Sir, I read with interest the letter by N J Milner and N A Smithson (BDJ 2004, 197: 372) for bringing to light the continuing problem of inappropriate referrals of wisdom teeth to oral and maxillofacial departments. Removal of wisdom teeth is one of the most common operations carried out in the U.K.; hence incorrect referrals have an impact on waiting times.

I also carried out an audit of inappropriate wisdom teeth referrals, based on the NICE guidelines, whilst working in the Oral and Maxillofacial department at Pinderfields Hospital Wakefield, in 2002. At that time, there was already a local referral protocol (predating NICE) and a referral proforma circulated to local general dental practitioners, to use when referring such patients. We decided to evaluate the impact of this protocol following the recommendations by NICE.

Consequently a prospective audit over a two month period, following Royal College of Surgeons guidelines, was carried out. This included 59 patients. In our study, the majority of referrals were found to be appropriate.

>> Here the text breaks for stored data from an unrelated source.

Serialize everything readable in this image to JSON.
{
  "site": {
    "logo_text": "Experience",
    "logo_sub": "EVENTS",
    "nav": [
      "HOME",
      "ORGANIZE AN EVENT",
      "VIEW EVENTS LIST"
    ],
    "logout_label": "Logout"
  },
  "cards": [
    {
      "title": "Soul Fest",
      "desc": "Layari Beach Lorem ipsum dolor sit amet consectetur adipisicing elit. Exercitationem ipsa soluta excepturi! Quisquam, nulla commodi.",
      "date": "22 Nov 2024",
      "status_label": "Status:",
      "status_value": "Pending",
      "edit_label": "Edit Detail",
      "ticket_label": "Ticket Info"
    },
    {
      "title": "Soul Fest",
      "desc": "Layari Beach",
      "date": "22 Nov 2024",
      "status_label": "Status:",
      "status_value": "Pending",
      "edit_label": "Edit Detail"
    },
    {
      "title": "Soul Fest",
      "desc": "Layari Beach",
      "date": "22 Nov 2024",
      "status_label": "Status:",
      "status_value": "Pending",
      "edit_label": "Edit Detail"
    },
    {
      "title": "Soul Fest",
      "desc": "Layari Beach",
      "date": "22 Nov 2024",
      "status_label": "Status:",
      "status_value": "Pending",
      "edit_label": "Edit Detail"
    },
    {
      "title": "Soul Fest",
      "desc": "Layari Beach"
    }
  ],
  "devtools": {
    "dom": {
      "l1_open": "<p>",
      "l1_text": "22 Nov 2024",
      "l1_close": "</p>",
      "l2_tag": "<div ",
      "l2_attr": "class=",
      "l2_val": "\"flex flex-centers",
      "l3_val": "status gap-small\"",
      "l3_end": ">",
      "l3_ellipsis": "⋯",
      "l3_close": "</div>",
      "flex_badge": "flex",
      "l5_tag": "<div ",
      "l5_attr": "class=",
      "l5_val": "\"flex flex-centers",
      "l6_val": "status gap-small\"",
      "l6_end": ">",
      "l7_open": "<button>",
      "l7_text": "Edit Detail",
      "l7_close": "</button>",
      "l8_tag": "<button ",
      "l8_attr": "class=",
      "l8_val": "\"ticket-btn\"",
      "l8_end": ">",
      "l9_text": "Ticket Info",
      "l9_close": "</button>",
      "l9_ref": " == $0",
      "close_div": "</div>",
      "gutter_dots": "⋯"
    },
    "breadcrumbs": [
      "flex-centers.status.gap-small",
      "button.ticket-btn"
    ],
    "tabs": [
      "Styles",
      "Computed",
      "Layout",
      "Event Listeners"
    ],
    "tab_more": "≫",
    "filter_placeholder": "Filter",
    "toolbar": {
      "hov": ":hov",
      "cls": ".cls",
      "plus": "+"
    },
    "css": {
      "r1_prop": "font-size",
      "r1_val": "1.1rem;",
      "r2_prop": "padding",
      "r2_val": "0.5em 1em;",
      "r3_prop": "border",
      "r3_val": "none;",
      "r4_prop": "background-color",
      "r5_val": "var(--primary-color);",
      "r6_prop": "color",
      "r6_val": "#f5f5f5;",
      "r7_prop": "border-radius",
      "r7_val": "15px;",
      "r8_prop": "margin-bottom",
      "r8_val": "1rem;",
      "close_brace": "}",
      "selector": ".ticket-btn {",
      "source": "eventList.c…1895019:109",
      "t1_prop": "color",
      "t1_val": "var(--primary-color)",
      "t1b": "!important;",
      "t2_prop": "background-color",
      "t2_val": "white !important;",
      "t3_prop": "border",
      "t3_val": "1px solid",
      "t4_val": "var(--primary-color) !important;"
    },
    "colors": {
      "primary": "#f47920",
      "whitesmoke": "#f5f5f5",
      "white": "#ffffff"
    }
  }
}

However, despite the advice, 63% of referring practitioners did not use the proforma, instead opting for written referral letters. Interestingly, the number of referrals that were inappropriate was 6.8% and in all these cases the proforma was not used.

Such an audit not only highlighted the benefit of setting guidelines for referring practitioners to follow, but also the benefit of using tools, like a proforma, that will assist in reducing the number of inappropriate referrals.

Perhaps a standardised system of referral, using a proforma (with the current guidelines printed on it), may be helpful in reducing the wastage of NHS resources in this area.